Mr Adereni called the police after a customer – who slipped off his chair after falling asleep – became aggressive towards door staff when asked to leave.
Having arrived at the scene, a police officer carried out a licence check and found the venue was open and serving alcohol beyond its permitted hours.
He also discovered the CCTV was wiped every four days – rather than the 30 stipulated by the licensing conditions.
Mr Adereni was said to be ‘exceptionally argumentative’ and not willing to accept the findings of the police inspector.
However, in mitigation, Mr Adereni said Infinity Bar contributed to the town’s economy – and produced a petition signed by residents he claimed wanted the venue to stay open.
Referring to earlier police evidence, he denied allowing drug dealing on the premises and also said he did not serve people after hours – although the latter claim was contradicted by CCTV evidence.
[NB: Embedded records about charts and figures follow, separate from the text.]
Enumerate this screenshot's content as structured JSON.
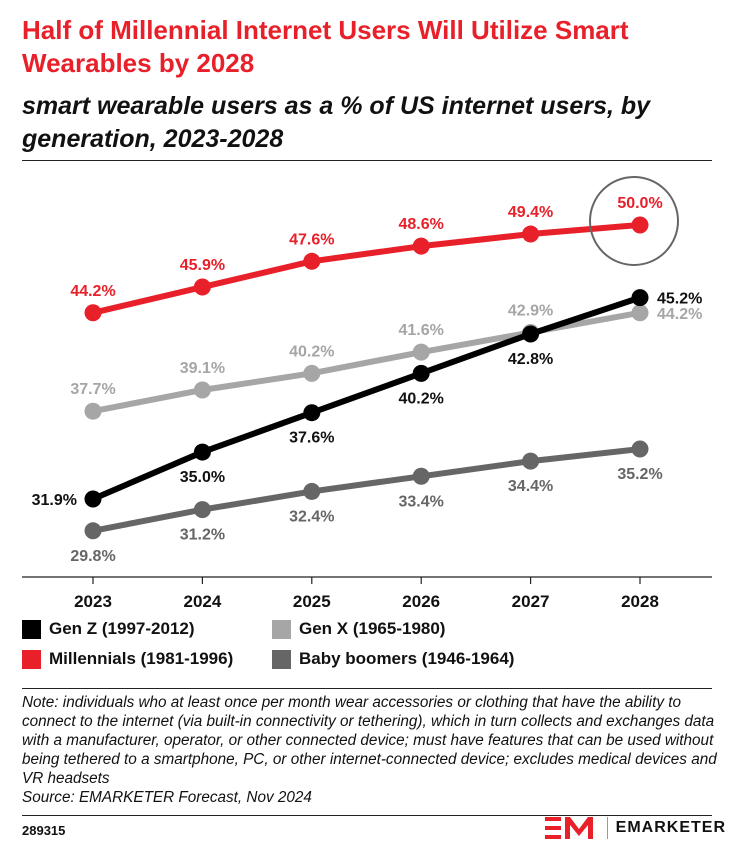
{
  "header": {
    "title": "Half of Millennial Internet Users Will Utilize Smart Wearables by 2028",
    "subtitle": "smart wearable users as a % of US internet users, by generation, 2023-2028"
  },
  "chart_data": {
    "type": "line",
    "x": [
      "2023",
      "2024",
      "2025",
      "2026",
      "2027",
      "2028"
    ],
    "grid": false,
    "legend_position": "bottom",
    "series": [
      {
        "name": "Gen Z (1997-2012)",
        "color": "#000000",
        "values": [
          31.9,
          35.0,
          37.6,
          40.2,
          42.8,
          45.2
        ],
        "labels": [
          "31.9%",
          "35.0%",
          "37.6%",
          "40.2%",
          "42.8%",
          "45.2%"
        ]
      },
      {
        "name": "Gen X (1965-1980)",
        "color": "#a6a6a6",
        "values": [
          37.7,
          39.1,
          40.2,
          41.6,
          42.9,
          44.2
        ],
        "labels": [
          "37.7%",
          "39.1%",
          "40.2%",
          "41.6%",
          "42.9%",
          "44.2%"
        ]
      },
      {
        "name": "Millennials (1981-1996)",
        "color": "#e8202a",
        "values": [
          44.2,
          45.9,
          47.6,
          48.6,
          49.4,
          50.0
        ],
        "labels": [
          "44.2%",
          "45.9%",
          "47.6%",
          "48.6%",
          "49.4%",
          "50.0%"
        ]
      },
      {
        "name": "Baby boomers (1946-1964)",
        "color": "#666666",
        "values": [
          29.8,
          31.2,
          32.4,
          33.4,
          34.4,
          35.2
        ],
        "labels": [
          "29.8%",
          "31.2%",
          "32.4%",
          "33.4%",
          "34.4%",
          "35.2%"
        ]
      }
    ],
    "highlight": {
      "series": "Millennials (1981-1996)",
      "x": "2028",
      "style": "circle"
    }
  },
  "footer": {
    "note": "Note: individuals who at least once per month wear accessories or clothing that have the ability to connect to the internet (via built-in connectivity or tethering), which in turn collects and exchanges data with a manufacturer, operator, or other connected device; must have features that can be used without being tethered to a smartphone, PC, or other internet-connected device; excludes medical devices and VR headsets",
    "source": "Source: EMARKETER Forecast, Nov 2024",
    "chart_id": "289315",
    "brand": "EMARKETER",
    "brand_icon": "em-logo-icon",
    "brand_color": "#e8202a"
  }
}
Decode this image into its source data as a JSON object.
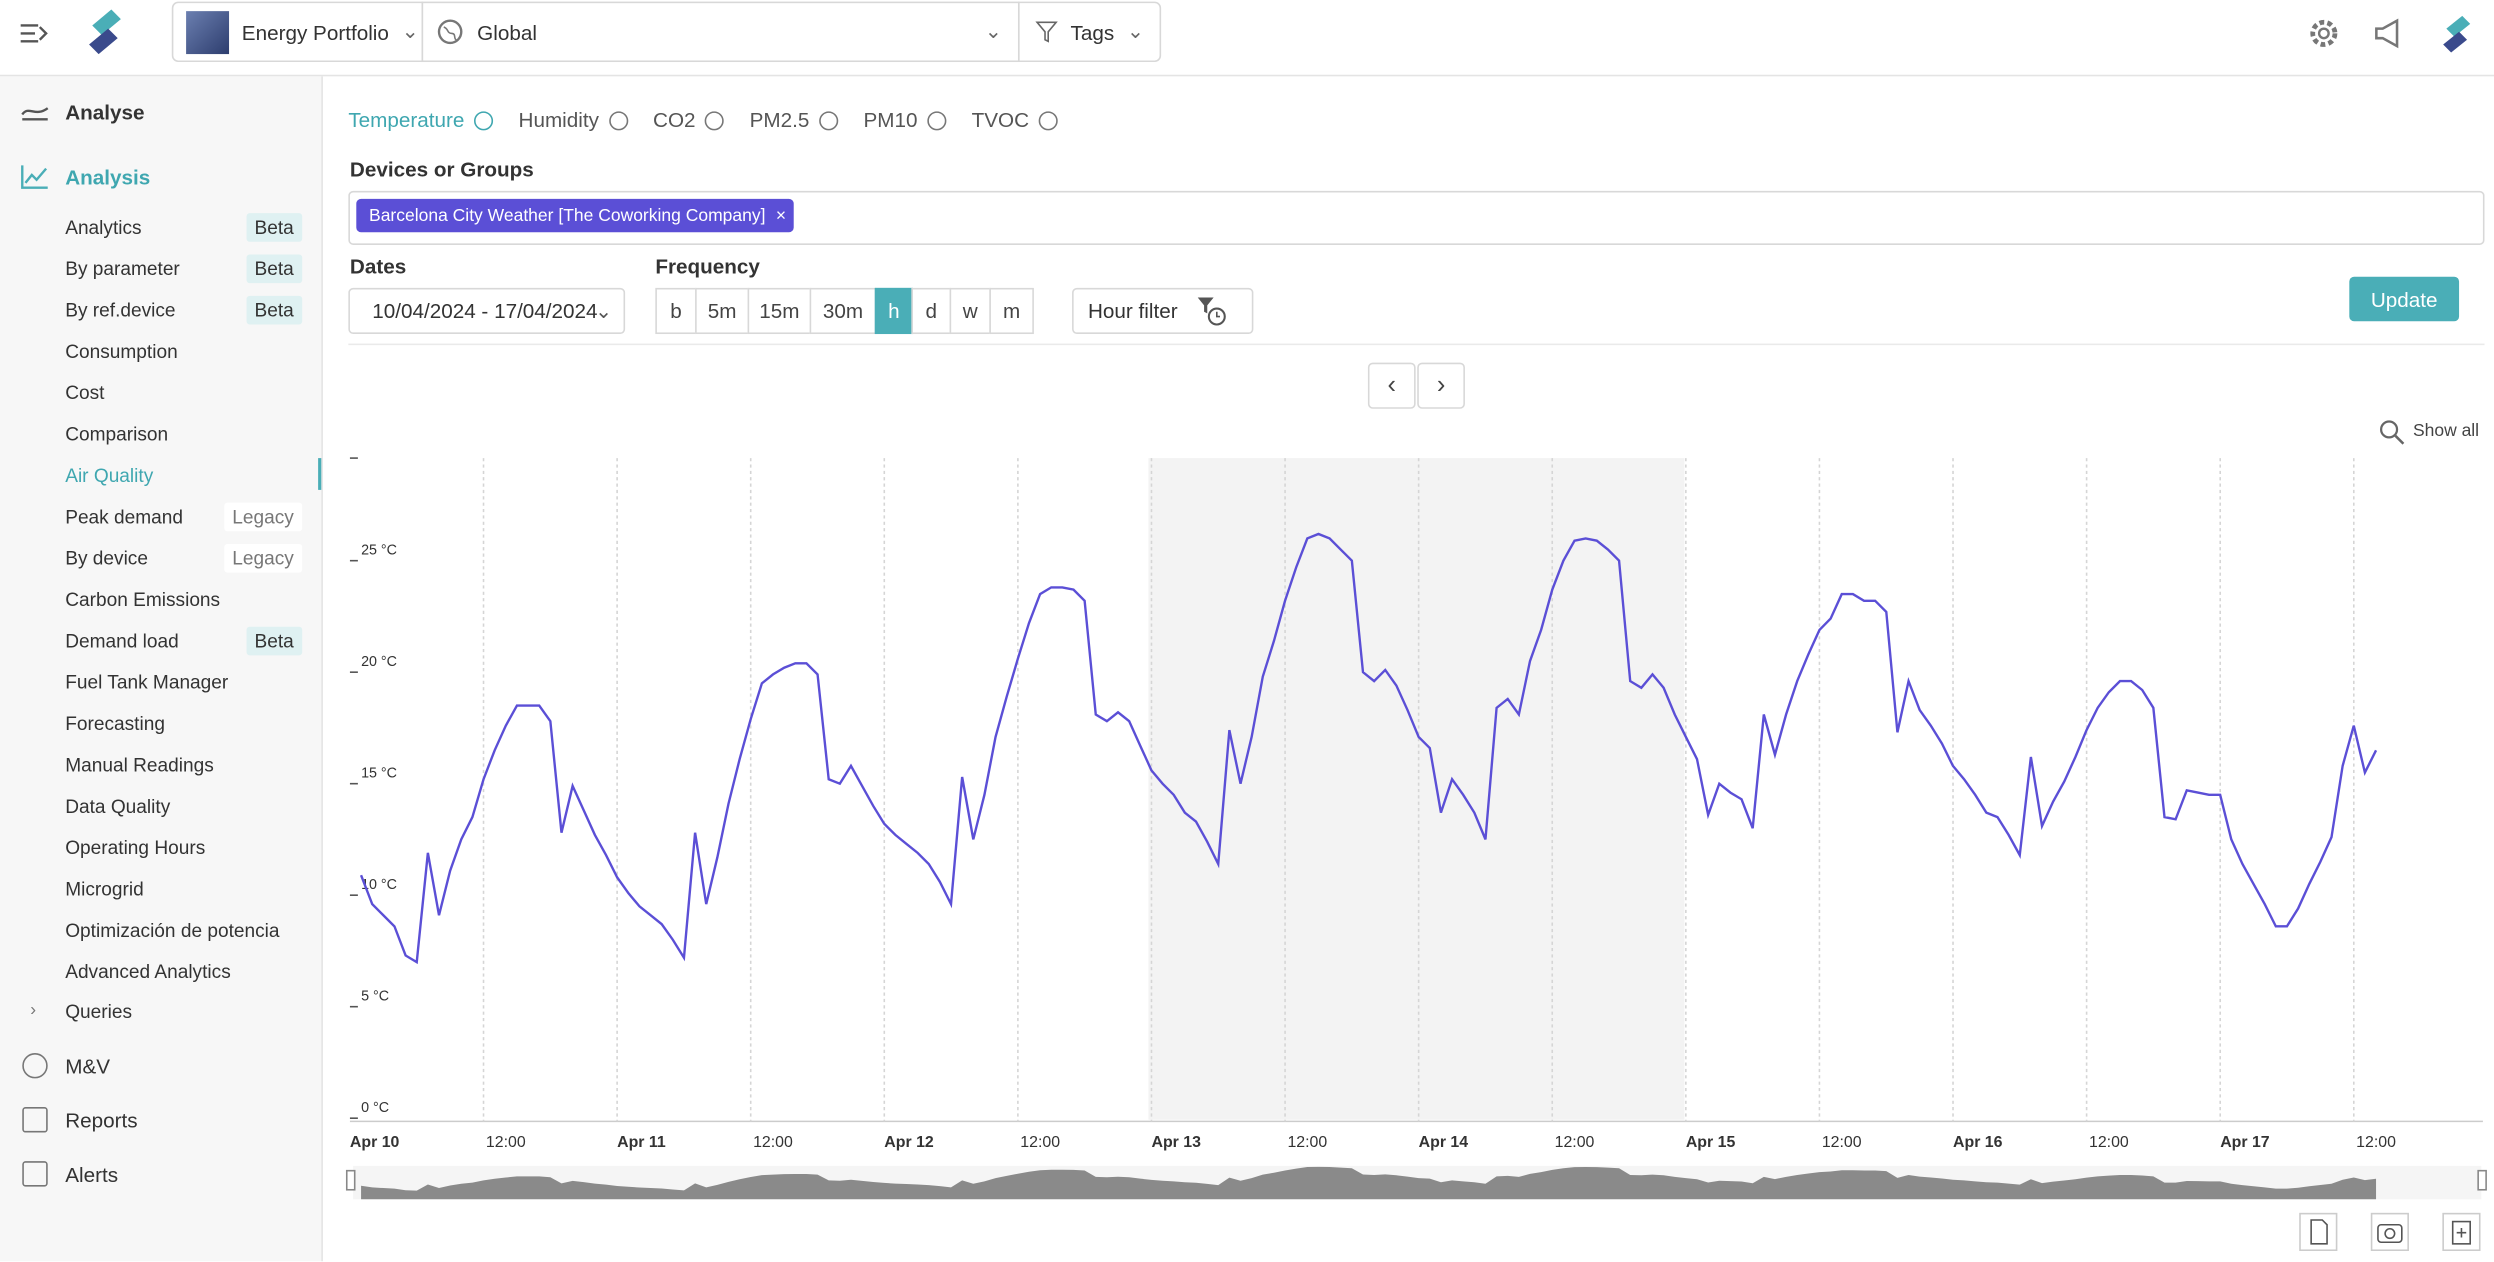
{
  "header": {
    "portfolio": "Energy Portfolio",
    "scope": "Global",
    "tags": "Tags"
  },
  "sidebar": {
    "top": "Analyse",
    "group": "Analysis",
    "items": [
      {
        "label": "Analytics",
        "badge": "Beta"
      },
      {
        "label": "By parameter",
        "badge": "Beta"
      },
      {
        "label": "By ref.device",
        "badge": "Beta"
      },
      {
        "label": "Consumption"
      },
      {
        "label": "Cost"
      },
      {
        "label": "Comparison"
      },
      {
        "label": "Air Quality",
        "active": true
      },
      {
        "label": "Peak demand",
        "badge": "Legacy"
      },
      {
        "label": "By device",
        "badge": "Legacy"
      },
      {
        "label": "Carbon Emissions"
      },
      {
        "label": "Demand load",
        "badge": "Beta"
      },
      {
        "label": "Fuel Tank Manager"
      },
      {
        "label": "Forecasting"
      },
      {
        "label": "Manual Readings"
      },
      {
        "label": "Data Quality"
      },
      {
        "label": "Operating Hours"
      },
      {
        "label": "Microgrid"
      },
      {
        "label": "Optimización de potencia"
      },
      {
        "label": "Advanced Analytics"
      }
    ],
    "queries": "Queries",
    "bottom": [
      "M&V",
      "Reports",
      "Alerts"
    ]
  },
  "tabs": [
    "Temperature",
    "Humidity",
    "CO2",
    "PM2.5",
    "PM10",
    "TVOC"
  ],
  "filters": {
    "devices_label": "Devices or Groups",
    "device_chip": "Barcelona City Weather [The Coworking Company]",
    "dates_label": "Dates",
    "date_range": "10/04/2024 - 17/04/2024",
    "frequency_label": "Frequency",
    "frequencies": [
      "b",
      "5m",
      "15m",
      "30m",
      "h",
      "d",
      "w",
      "m"
    ],
    "hour_filter": "Hour filter",
    "update": "Update",
    "show_all": "Show all"
  },
  "chart_data": {
    "type": "line",
    "color": "#5b4fd6",
    "x": [
      1,
      2,
      3,
      4,
      5,
      6,
      7,
      8,
      9,
      10,
      11,
      12,
      13,
      14,
      15,
      16,
      17,
      18,
      19,
      20,
      21,
      22,
      23,
      24,
      25,
      26,
      27,
      28,
      29,
      30,
      31,
      32,
      33,
      34,
      35,
      36,
      37,
      38,
      39,
      40,
      41,
      42,
      43,
      44,
      45,
      46,
      47,
      48,
      49,
      50,
      51,
      52,
      53,
      54,
      55,
      56,
      57,
      58,
      59,
      60,
      61,
      62,
      63,
      64,
      65,
      66,
      67,
      68,
      69,
      70,
      71,
      72,
      73,
      74,
      75,
      76,
      77,
      78,
      79,
      80,
      81,
      82,
      83,
      84,
      85,
      86,
      87,
      88,
      89,
      90,
      91,
      92,
      93,
      94,
      95,
      96,
      97,
      98,
      99,
      100,
      101,
      102,
      103,
      104,
      105,
      106,
      107,
      108,
      109,
      110,
      111,
      112,
      113,
      114,
      115,
      116,
      117,
      118,
      119,
      120,
      121,
      122,
      123,
      124,
      125,
      126,
      127,
      128,
      129,
      130,
      131,
      132,
      133,
      134,
      135,
      136,
      137,
      138,
      139,
      140,
      141,
      142,
      143,
      144,
      145,
      146,
      147,
      148,
      149,
      150,
      151,
      152,
      153,
      154,
      155,
      156,
      157,
      158,
      159,
      160,
      161,
      162,
      163,
      164,
      165,
      166,
      167,
      168,
      169,
      170,
      171,
      172,
      173,
      174,
      175,
      176,
      177,
      178,
      179,
      180,
      181,
      182
    ],
    "values": [
      10.9,
      9.6,
      9.1,
      8.6,
      7.3,
      7.0,
      11.9,
      9.1,
      11.1,
      12.5,
      13.5,
      15.2,
      16.5,
      17.6,
      18.5,
      18.5,
      18.5,
      17.8,
      12.8,
      14.9,
      13.8,
      12.7,
      11.8,
      10.8,
      10.1,
      9.5,
      9.1,
      8.7,
      8.0,
      7.2,
      12.8,
      9.6,
      11.7,
      14.1,
      16.1,
      17.9,
      19.5,
      19.9,
      20.2,
      20.4,
      20.4,
      19.9,
      15.2,
      15.0,
      15.8,
      14.9,
      14.0,
      13.2,
      12.7,
      12.3,
      11.9,
      11.4,
      10.6,
      9.6,
      15.3,
      12.5,
      14.5,
      17.1,
      18.9,
      20.6,
      22.2,
      23.5,
      23.8,
      23.8,
      23.7,
      23.2,
      18.1,
      17.8,
      18.2,
      17.8,
      16.7,
      15.6,
      15.0,
      14.5,
      13.7,
      13.3,
      12.4,
      11.4,
      17.4,
      15.0,
      17.1,
      19.8,
      21.4,
      23.2,
      24.7,
      26.0,
      26.2,
      26.0,
      25.5,
      25.0,
      20.0,
      19.6,
      20.1,
      19.4,
      18.3,
      17.1,
      16.6,
      13.7,
      15.2,
      14.5,
      13.7,
      12.5,
      18.4,
      18.8,
      18.1,
      20.5,
      21.9,
      23.7,
      25.0,
      25.9,
      26.0,
      25.9,
      25.5,
      25.0,
      19.6,
      19.3,
      19.9,
      19.3,
      18.1,
      17.1,
      16.1,
      13.6,
      15.0,
      14.6,
      14.3,
      13.0,
      18.1,
      16.3,
      18.1,
      19.6,
      20.8,
      21.9,
      22.4,
      23.5,
      23.5,
      23.2,
      23.2,
      22.7,
      17.3,
      19.6,
      18.3,
      17.6,
      16.8,
      15.8,
      15.2,
      14.5,
      13.7,
      13.5,
      12.7,
      11.8,
      16.2,
      13.1,
      14.2,
      15.1,
      16.2,
      17.4,
      18.4,
      19.1,
      19.6,
      19.6,
      19.2,
      18.4,
      13.5,
      13.4,
      14.7,
      14.6,
      14.5,
      14.5,
      12.5,
      11.4,
      10.5,
      9.6,
      8.6,
      8.6,
      9.4,
      10.5,
      11.5,
      12.6,
      15.8,
      17.6,
      15.5,
      16.5
    ],
    "xlim": [
      0,
      191.6
    ],
    "xticks": [
      {
        "value": 0,
        "label": "Apr 10"
      },
      {
        "value": 12,
        "label": "12:00"
      },
      {
        "value": 24,
        "label": "Apr 11"
      },
      {
        "value": 36,
        "label": "12:00"
      },
      {
        "value": 48,
        "label": "Apr 12"
      },
      {
        "value": 60,
        "label": "12:00"
      },
      {
        "value": 72,
        "label": "Apr 13"
      },
      {
        "value": 84,
        "label": "12:00"
      },
      {
        "value": 96,
        "label": "Apr 14"
      },
      {
        "value": 108,
        "label": "12:00"
      },
      {
        "value": 120,
        "label": "Apr 15"
      },
      {
        "value": 132,
        "label": "12:00"
      },
      {
        "value": 144,
        "label": "Apr 16"
      },
      {
        "value": 156,
        "label": "12:00"
      },
      {
        "value": 168,
        "label": "Apr 17"
      },
      {
        "value": 180,
        "label": "12:00"
      }
    ],
    "ylim": [
      0,
      29.6
    ],
    "yticks": [
      {
        "value": 0,
        "label": "0 °C"
      },
      {
        "value": 5,
        "label": "5 °C"
      },
      {
        "value": 10,
        "label": "10 °C"
      },
      {
        "value": 15,
        "label": "15 °C"
      },
      {
        "value": 20,
        "label": "20 °C"
      },
      {
        "value": 25,
        "label": "25 °C"
      }
    ],
    "grid": true
  }
}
Mr Adereni told the committee he had upgraded the CCTV system since 21 December and he had plans to take over the bar under a new company if given a reprieve.
He said: “We are going to improve if given the opportunity to let the licence continue.
“We have already done a lot of things to make changes to make sure what happened won’t happen again.”
However, Councillor Donna Williams – who chairs Middleton Township Committee – echoed Councillor Nolan’s comments, saying she was ‘shocked’ by the evidence of licensing breaches.
She also told the committee of her concerns that women were not safe in the venue.
“I am sickened I have had to come to this to hear and to see the evidence we have seen today,” she said.
Addressing Mr Aderenis, she added: “This is Middleton, we do not operate like this and we do not want your venue here.”
Speaking after the meeting Councillor Williams said she was delighted with the decision to revoke the premises’ licence.
She said: “We’re extremely pleased that the committee has listened to us as members and our concerns with regards to keeping the public safe in Middleton. Our vision for Middleton isn’t this.”
Committee chair Councillor Phil Burke said: “This decision puts a clear message out that we will not tolerate any form of violent disorder that takes place in any licensed premises in Rochdale.
“When it comes to people who blatantly flout the law we will come down robustly and heavily upon them, as we have with these premises.”
The council’s licensing sub-committee met at Rochdale Town Hall on Monday 20 January.